I have this test to check if MPI collective operations work with GPU RDMA and OpenMP:
int main (int argc, char *argv[]) {
MPI_Init(NULL, NULL);
int mpi_size, rank;
MPI_Comm_size (MPI_COMM_WORLD, &mpi_size);
MPI_Comm_rank (MPI_COMM_WORLD, &rank);
omp_set_default_device(rank);
size_t N =134217728 ;
int *inplace_buf = (int*)malloc(N * sizeof(int));
int *sbuf = (int*)malloc(N * sizeof(int));
int *rbuf = (int*)malloc(N * sizeof(int));
for (int i = 0; i < N; i++) {
inplace_buf[i] = rank + i;
sbuf[i] = rank + i;
rbuf[i] = 0;
}
int mpi_err;
#pragma omp target enter data map(to:sbuf[0:N],rbuf[0:N])
#pragma omp target data use_device_ptr(rbuf,sbuf)
{
mpi_err = MPI_Allreduce (sbuf, rbuf, N, MPI_INT, MPI_SUM, MPI_COMM_WORLD);
}
#pragma omp target exit data map(from:rbuf[0:N])

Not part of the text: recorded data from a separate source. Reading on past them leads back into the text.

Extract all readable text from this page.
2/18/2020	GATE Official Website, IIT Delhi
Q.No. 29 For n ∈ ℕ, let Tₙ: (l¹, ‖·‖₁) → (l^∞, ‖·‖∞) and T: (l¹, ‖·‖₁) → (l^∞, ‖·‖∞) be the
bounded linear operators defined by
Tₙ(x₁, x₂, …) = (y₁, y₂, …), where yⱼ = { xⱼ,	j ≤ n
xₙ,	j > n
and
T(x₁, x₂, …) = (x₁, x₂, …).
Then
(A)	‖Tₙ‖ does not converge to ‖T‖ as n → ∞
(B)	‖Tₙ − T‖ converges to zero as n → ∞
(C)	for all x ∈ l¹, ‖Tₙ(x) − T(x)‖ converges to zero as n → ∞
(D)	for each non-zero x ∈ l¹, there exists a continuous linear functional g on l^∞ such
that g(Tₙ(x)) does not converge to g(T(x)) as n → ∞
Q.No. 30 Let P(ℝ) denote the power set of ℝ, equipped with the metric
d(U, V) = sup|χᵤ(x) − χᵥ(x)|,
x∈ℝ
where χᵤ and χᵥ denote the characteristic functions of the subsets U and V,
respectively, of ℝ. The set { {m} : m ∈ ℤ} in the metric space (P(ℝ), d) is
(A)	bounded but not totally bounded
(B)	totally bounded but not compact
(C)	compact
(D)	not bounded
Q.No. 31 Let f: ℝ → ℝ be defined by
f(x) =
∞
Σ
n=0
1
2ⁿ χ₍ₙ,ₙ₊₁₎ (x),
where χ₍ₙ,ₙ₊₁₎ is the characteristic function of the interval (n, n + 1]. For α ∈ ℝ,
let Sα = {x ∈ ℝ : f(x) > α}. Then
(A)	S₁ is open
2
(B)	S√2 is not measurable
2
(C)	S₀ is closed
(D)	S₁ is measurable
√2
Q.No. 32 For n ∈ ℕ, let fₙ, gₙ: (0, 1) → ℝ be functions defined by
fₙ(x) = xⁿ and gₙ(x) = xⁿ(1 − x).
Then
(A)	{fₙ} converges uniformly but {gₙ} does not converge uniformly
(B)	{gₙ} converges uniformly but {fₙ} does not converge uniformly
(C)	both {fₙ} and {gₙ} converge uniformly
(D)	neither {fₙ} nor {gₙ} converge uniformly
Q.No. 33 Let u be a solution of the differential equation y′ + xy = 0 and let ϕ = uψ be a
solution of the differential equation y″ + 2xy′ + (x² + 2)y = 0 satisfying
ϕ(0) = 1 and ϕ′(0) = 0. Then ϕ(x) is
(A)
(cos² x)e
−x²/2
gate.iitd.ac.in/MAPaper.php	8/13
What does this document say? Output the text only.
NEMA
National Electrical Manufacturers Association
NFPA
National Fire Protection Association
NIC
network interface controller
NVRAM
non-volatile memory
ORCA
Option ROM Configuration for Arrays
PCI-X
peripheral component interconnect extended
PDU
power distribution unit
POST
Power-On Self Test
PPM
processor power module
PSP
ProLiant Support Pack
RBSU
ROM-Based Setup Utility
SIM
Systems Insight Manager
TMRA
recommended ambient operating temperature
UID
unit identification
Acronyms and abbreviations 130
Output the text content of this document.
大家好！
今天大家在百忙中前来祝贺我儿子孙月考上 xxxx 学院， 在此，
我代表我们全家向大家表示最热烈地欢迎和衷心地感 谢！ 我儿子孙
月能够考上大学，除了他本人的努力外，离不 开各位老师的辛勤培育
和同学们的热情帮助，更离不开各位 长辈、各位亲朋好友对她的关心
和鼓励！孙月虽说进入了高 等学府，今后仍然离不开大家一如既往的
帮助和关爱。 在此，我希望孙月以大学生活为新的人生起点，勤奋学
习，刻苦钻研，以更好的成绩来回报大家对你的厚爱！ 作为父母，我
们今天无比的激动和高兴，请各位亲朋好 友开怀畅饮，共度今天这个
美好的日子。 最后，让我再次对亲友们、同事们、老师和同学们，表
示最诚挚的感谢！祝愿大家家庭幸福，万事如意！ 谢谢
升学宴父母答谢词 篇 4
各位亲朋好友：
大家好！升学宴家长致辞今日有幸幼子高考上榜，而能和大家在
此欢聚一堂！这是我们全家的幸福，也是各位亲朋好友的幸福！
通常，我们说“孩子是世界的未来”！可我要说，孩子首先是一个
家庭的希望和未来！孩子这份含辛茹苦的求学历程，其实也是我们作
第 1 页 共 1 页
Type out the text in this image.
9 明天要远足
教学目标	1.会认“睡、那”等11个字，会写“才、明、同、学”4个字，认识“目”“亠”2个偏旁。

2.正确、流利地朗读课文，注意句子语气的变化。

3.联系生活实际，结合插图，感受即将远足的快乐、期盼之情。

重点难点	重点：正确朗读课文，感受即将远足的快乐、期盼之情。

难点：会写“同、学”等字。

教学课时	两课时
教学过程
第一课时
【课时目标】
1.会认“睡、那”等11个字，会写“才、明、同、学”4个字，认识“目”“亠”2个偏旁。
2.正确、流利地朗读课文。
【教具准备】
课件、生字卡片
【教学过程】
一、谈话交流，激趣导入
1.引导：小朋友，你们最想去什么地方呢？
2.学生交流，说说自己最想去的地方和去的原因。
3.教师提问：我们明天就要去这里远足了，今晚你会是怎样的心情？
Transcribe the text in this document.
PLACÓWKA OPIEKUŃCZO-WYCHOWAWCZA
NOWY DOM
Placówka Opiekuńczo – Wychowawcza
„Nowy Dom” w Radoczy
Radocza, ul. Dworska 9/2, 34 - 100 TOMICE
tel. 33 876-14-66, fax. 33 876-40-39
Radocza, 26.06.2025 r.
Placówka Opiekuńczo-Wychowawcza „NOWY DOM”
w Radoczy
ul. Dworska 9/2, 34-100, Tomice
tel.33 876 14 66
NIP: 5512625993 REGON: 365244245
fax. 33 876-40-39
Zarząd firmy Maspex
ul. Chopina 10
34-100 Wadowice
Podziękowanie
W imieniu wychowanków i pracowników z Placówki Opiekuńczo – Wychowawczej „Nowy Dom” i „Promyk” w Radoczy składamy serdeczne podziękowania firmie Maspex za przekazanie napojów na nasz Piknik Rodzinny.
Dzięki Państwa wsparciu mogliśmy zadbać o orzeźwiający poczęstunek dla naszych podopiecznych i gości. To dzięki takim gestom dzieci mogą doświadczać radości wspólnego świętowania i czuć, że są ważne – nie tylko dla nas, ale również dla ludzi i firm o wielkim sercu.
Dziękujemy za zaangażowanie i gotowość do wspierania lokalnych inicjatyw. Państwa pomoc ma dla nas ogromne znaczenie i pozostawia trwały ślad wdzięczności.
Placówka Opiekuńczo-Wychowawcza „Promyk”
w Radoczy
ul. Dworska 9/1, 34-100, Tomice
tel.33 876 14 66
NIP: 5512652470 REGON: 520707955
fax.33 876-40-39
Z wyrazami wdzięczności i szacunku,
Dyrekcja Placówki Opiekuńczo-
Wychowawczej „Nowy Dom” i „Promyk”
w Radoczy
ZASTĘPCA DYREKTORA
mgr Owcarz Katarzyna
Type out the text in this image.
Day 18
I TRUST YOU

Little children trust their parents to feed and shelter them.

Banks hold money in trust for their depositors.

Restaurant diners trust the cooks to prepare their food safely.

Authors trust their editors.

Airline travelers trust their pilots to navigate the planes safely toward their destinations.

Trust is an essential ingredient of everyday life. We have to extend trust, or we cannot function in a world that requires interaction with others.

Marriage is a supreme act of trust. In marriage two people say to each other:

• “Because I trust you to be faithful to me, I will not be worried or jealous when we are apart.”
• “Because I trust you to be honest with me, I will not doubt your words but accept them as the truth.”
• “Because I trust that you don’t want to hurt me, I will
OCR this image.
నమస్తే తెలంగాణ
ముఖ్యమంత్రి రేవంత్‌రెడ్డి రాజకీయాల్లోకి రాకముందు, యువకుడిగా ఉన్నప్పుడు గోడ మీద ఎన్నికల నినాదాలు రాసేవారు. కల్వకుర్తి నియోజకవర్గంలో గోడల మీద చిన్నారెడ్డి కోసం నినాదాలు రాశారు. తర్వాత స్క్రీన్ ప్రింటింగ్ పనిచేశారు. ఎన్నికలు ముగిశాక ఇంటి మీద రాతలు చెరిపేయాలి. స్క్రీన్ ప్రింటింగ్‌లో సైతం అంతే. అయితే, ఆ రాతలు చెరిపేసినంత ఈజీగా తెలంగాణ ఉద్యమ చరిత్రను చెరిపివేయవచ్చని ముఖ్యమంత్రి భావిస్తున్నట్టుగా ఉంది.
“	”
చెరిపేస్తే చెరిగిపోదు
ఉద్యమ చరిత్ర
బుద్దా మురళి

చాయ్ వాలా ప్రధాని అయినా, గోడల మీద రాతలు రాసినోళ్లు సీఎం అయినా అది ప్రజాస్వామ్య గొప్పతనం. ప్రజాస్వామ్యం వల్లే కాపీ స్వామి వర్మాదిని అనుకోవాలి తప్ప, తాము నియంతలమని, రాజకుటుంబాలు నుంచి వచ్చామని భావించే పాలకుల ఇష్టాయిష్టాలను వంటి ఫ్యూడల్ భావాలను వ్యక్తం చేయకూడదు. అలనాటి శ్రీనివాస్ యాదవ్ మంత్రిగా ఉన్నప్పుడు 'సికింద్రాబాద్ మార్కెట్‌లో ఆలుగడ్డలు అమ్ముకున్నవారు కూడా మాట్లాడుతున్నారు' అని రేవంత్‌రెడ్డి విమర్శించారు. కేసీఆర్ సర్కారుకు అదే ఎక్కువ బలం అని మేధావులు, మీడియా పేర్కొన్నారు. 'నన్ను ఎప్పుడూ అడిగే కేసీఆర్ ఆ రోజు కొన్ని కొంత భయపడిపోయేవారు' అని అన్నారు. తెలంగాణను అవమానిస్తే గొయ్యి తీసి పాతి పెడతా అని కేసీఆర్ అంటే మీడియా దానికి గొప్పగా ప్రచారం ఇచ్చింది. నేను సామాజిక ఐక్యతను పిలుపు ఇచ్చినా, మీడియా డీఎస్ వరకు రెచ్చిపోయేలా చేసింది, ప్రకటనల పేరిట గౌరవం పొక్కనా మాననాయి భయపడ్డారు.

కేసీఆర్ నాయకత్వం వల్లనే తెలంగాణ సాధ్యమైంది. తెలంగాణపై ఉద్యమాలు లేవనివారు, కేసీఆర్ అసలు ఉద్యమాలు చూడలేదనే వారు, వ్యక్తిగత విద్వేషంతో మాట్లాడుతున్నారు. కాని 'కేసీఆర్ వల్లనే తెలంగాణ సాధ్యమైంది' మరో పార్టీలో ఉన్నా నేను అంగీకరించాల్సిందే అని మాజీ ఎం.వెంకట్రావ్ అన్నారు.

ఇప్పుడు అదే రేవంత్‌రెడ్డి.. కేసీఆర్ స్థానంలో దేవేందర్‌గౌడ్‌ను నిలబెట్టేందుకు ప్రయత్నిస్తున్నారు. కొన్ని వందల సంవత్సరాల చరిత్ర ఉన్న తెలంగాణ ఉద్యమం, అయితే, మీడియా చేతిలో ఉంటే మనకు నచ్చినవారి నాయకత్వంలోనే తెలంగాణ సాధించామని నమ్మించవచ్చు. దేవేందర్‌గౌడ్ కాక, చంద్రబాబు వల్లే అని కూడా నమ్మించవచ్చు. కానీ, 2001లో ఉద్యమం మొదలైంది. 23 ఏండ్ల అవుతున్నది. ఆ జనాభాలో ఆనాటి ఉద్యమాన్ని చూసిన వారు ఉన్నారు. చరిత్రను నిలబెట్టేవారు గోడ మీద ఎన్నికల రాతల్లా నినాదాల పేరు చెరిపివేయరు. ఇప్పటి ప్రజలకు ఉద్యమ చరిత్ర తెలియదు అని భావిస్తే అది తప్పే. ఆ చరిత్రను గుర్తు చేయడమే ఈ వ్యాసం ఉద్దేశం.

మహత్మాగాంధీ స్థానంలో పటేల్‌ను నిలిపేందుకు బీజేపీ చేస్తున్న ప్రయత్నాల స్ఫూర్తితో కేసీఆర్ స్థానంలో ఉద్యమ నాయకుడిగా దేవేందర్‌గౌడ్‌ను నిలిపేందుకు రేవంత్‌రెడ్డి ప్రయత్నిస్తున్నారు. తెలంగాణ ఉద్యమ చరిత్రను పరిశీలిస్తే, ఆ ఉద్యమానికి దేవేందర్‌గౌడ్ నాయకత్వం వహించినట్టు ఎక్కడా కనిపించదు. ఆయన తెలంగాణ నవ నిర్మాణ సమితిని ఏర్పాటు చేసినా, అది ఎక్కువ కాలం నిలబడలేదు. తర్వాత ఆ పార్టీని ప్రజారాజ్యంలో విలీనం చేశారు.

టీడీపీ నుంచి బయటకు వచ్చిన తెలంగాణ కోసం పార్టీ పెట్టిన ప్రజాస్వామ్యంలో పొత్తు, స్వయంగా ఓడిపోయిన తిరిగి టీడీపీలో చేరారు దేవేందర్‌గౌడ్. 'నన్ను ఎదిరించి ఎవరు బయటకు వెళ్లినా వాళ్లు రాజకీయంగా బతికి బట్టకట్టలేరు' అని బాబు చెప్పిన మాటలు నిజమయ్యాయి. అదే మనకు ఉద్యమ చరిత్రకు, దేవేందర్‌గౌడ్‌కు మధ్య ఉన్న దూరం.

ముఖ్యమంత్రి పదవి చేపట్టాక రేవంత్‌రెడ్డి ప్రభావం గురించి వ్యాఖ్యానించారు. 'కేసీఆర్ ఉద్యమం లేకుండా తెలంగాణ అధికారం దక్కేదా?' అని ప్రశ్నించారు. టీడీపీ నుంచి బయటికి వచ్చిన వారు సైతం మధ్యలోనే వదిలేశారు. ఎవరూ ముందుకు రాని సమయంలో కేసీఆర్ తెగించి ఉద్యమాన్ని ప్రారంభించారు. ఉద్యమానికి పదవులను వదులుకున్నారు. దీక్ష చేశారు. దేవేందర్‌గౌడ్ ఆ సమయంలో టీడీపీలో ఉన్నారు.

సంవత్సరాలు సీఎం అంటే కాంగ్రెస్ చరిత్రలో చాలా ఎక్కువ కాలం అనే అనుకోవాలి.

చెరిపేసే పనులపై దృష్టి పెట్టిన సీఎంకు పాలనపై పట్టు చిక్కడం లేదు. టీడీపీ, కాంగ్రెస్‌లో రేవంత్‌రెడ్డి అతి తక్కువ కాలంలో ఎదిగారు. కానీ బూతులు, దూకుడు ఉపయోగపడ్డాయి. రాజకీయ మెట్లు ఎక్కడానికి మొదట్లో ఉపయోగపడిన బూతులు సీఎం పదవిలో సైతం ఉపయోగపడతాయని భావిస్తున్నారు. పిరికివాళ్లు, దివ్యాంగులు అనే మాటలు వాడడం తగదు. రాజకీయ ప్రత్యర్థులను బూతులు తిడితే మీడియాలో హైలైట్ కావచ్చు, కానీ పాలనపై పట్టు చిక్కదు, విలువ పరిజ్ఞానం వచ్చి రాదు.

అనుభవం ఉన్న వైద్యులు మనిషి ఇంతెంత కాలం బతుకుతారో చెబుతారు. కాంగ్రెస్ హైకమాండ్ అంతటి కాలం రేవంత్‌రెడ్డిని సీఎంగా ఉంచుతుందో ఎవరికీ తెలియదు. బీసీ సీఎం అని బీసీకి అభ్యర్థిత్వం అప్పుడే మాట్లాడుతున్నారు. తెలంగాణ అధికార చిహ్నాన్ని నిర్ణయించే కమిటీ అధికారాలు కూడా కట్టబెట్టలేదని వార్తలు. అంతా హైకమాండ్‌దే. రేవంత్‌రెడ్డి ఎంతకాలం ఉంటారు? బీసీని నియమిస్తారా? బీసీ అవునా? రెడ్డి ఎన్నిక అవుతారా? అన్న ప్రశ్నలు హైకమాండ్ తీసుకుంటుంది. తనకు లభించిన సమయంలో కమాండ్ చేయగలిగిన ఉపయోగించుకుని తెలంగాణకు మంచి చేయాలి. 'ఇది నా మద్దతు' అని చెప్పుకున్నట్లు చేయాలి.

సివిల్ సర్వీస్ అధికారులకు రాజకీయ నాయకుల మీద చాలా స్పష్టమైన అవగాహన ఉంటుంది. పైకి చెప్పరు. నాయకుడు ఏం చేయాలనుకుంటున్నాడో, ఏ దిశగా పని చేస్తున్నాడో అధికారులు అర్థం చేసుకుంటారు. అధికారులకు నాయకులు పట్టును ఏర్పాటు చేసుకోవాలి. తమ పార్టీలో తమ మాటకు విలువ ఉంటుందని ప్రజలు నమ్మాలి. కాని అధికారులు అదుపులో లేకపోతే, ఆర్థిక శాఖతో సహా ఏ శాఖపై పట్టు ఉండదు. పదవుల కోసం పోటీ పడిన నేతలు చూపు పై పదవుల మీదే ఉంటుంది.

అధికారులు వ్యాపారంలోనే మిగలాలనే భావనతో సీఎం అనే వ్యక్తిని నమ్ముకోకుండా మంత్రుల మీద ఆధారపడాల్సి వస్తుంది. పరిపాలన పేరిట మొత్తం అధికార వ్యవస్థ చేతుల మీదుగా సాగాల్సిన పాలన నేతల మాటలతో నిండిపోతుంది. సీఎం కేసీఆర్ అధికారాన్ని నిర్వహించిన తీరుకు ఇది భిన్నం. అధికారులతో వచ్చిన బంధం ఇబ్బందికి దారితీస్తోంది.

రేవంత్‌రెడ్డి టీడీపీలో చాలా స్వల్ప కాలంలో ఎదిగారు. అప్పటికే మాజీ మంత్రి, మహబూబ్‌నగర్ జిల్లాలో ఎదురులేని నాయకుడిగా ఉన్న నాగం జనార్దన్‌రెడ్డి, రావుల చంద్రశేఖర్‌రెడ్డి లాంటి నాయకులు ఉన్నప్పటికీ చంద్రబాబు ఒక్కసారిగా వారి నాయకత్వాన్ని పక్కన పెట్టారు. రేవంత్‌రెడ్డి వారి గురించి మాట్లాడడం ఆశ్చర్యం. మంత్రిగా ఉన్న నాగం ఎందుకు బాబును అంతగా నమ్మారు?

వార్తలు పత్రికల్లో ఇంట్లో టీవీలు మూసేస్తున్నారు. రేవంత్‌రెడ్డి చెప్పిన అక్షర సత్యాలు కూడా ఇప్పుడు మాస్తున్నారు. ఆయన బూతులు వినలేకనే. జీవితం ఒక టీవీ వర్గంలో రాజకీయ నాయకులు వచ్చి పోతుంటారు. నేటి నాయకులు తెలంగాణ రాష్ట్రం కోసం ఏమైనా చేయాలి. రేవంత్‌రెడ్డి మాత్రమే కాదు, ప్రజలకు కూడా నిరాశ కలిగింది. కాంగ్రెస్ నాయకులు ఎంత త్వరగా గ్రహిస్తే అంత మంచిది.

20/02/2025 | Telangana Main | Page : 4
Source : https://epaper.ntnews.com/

#pragma omp target exit data map(delete:sbuf)
if (mpi_err) {
printf ("OUT_OF_PLACE: MPI ERROR\n");
return -1;
} else {
printf ("OUT_OF_PLACE: SUCCESS\n");
}
#pragma omp target enter data map(to:inplace_buf[0:N])
#pragma omp target data use_device_ptr(inplace_buf)
{
mpi_err = MPI_Allreduce (MPI_IN_PLACE, inplace_buf, N, MPI_INT, MPI_SUM, MPI_COMM_WORLD);
}
#pragma omp target exit data map(from:inplace_buf[0:N])
if (mpi_err) {
printf ("IN_PLACE: MPI ERROR\n");
return -1;
} else {
printf ("IN_PLACE: SUCCESS\n");
}
MPI_Finalize();
}
This test works fine with HPC SDK 23.11 and the nvhpc-hpcx-cuda12
therein. With newer versions of the SDK, especially the newest one 24.11, I do not obtain the second output for MPI_IN_PLACE
. Instead, program execution is hanging in MPI_Allreduce. To be precise, I compile like this
mpicc -mpi=gpu test.c -o test.x
and run it with two or more processes to obtain the erroneous behavior
mpirun -np 2 ./test.x
With only one rank, the test behaves fine.
Using strace
I know that the program execution hangs in an ioctl command, probably when talking to the device.
I have suspected that the issue might originate in the mismatch between the installed CUDA version (12.4), and the one HPC SDK version 24.11 is built for (12.6). Therefore, I took the latest HPC SDK version that is built for CUDA 12.4 (24.5), and explicitly compiled using the -gpu=cuda12.4
flag. This does not resolve the issue. Neither does compiling with 23.11 and running with 24.11. Maybe the problem lies in the communication libraries?
Do you have an idea what I might be missing out on or what causes the problem?